Maxi società dei rifiuti, frenata dalla Lega

18 Settembre 2020

Vasto. Campitelli e Marcovecchio sulla fusione tra Ecolan e Civeta: per il momento non ci pensiamo

VASTO . «La fusione tra Ecolan e Civeta è una ipotesi che, seppur apprezzabile e meritevole di approfondimento, non è stata al momento vagliata e definita dal governo regionale, né dai consiglieri del territorio». L’assessore regionale Nicola Campitelli e il presidente della commissione rifiuti, Manuele Marcovecchio, intervengono sul progetto di aggregazione societaria rilanciato tramite Il Centro da Massimo Ranieri, presidente di Ecolan. «In questa fase l’agenda regionale è impegnata a ultimare l’iter di approvazione della proposta di legge regionale finalizzata a incentivare l’economia circolare che, nel contempo, dovrà consentire di dare piena attuazione all'Agir», rimarcano Campitelli e Marcovecchio.
«A questo riguardo è in animo di dare corpo a degli ambiti di carattere sub provinciale, anche con l’eventuale rideterminazione delle rispettive governance.
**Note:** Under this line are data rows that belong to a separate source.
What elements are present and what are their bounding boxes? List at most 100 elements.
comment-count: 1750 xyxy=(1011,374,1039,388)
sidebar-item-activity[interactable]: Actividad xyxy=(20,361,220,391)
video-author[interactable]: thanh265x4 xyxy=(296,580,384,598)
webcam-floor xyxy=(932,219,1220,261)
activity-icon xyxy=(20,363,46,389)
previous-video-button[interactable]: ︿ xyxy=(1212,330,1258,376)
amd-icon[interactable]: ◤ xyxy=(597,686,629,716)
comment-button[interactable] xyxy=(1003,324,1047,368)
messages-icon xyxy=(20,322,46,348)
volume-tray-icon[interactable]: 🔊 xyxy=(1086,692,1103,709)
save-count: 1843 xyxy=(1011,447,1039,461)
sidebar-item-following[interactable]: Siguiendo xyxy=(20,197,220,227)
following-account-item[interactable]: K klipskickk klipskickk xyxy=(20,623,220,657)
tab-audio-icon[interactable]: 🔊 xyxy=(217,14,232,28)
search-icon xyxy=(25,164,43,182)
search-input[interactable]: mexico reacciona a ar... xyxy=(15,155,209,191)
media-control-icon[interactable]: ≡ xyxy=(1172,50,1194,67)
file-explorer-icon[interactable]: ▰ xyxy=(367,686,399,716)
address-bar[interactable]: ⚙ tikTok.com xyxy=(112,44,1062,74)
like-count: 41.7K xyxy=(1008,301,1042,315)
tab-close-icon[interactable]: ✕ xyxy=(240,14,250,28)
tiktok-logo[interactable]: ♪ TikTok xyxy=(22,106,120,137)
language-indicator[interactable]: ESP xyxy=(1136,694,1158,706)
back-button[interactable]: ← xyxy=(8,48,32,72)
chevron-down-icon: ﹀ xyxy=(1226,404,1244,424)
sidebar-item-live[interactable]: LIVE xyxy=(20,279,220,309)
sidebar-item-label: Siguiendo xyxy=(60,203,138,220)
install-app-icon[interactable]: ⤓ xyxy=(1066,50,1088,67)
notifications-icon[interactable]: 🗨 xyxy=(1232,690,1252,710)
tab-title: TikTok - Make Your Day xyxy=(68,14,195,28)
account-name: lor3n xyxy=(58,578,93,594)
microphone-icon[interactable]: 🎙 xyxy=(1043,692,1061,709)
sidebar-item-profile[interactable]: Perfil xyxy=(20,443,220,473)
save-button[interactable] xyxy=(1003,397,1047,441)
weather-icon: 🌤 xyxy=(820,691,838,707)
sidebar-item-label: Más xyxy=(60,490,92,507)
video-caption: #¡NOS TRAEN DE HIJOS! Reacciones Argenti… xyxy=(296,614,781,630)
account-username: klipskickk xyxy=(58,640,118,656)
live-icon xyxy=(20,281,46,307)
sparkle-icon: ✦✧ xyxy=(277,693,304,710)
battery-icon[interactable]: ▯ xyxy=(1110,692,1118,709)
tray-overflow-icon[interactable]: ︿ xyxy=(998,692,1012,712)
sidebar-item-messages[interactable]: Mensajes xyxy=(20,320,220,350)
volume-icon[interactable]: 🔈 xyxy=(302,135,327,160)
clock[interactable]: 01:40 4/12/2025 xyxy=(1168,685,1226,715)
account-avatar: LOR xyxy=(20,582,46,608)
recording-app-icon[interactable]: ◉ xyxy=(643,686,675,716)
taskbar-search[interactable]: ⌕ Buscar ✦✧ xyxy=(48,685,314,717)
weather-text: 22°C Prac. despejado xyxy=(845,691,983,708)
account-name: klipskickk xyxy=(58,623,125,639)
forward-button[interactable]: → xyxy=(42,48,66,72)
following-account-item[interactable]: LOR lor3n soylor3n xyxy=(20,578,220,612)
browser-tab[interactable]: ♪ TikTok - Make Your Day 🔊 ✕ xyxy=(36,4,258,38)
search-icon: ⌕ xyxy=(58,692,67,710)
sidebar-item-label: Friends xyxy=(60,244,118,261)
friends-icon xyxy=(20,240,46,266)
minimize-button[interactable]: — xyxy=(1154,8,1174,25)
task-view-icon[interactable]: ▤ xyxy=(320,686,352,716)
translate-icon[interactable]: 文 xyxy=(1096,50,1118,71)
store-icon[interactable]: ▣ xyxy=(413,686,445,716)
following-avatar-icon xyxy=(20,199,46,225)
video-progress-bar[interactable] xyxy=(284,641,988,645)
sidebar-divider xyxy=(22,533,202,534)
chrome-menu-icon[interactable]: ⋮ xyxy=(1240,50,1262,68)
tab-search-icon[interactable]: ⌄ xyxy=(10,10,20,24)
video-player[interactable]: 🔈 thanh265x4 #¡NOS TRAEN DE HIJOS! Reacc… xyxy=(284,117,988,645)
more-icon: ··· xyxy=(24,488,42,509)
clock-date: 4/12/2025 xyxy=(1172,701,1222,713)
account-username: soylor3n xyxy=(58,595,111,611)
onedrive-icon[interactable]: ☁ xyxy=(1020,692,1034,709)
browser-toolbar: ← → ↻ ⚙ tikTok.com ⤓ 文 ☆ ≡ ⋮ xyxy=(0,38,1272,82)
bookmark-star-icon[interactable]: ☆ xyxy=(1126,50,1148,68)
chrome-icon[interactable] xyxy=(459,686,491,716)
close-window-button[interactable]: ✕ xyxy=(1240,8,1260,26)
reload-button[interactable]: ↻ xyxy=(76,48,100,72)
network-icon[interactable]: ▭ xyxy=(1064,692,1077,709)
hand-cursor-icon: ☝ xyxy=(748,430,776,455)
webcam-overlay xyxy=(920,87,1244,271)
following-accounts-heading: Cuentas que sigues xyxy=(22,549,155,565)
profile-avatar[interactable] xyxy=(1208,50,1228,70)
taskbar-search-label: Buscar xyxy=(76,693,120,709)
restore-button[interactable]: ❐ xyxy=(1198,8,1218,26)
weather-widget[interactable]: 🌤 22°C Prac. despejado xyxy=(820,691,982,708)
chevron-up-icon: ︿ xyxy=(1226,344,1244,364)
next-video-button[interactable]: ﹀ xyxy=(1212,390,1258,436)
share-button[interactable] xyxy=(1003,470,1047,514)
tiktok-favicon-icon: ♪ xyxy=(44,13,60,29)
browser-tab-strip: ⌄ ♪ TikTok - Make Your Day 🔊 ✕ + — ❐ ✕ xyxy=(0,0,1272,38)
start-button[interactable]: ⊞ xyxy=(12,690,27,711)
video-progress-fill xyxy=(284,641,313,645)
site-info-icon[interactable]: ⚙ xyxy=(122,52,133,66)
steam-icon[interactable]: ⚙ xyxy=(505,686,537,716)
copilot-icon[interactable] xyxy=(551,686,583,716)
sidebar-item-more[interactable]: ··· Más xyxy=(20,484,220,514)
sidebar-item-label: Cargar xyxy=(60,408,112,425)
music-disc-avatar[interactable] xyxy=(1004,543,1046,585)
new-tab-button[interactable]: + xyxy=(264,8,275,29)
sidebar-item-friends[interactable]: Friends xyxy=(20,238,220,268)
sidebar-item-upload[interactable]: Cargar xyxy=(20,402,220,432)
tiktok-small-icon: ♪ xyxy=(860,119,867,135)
Nelle prossime settimane», concludono i due rappresentanti della Lega, «daremo seguito ad un confronto intenso e definitivo, anche con i territori, sulle diverse questioni sollevate».
La proposta, rilanciata da Ranieri, risale al 2016. Fu l’allora commissario ad acta, Franco Gerardini, ad individuare con una delibera un gruppo di lavoro formato da rappresentanti del Civeta e della Ecolan, la cui finalità doveva essere quella di «valutare le azioni e gli interventi necessari per la definizione di una possibile aggregazione societaria ed effettuare una ricognizione delle situazioni economiche-finanziarie, patrimoniali e gestionali delle singole realtà». Per quattro anni non se ne è saputo più nulla, fino all’altro giorno, quando il presidente di Ecolan, intervistato dal Centro, si è fatto portavoce della necessità di definire questo percorso. A dare una spinta a questo processo di fusione, che darebbe vita ad una grande società pubblica completamente autonoma sotto il profilo impiantistico, è stata l’adesione massiccia ad Ecolan di diversi Comuni del comprensorio vastese. È il caso di Casalbordino, Pollutri e l’Unione dei Comuni del Sinello (che hanno fatto ingresso in Ecolan da un anno) oltre all’adesione più recente di Monteodorisio, Lentella e Fresagrandinaria. Si tratta di Comuni che continuano ad essere soci del Civeta, ma che per i servizi di igiene urbana si avvalgono delle prestazioni di Ecolan, una società per azioni a totale capitale pubblico.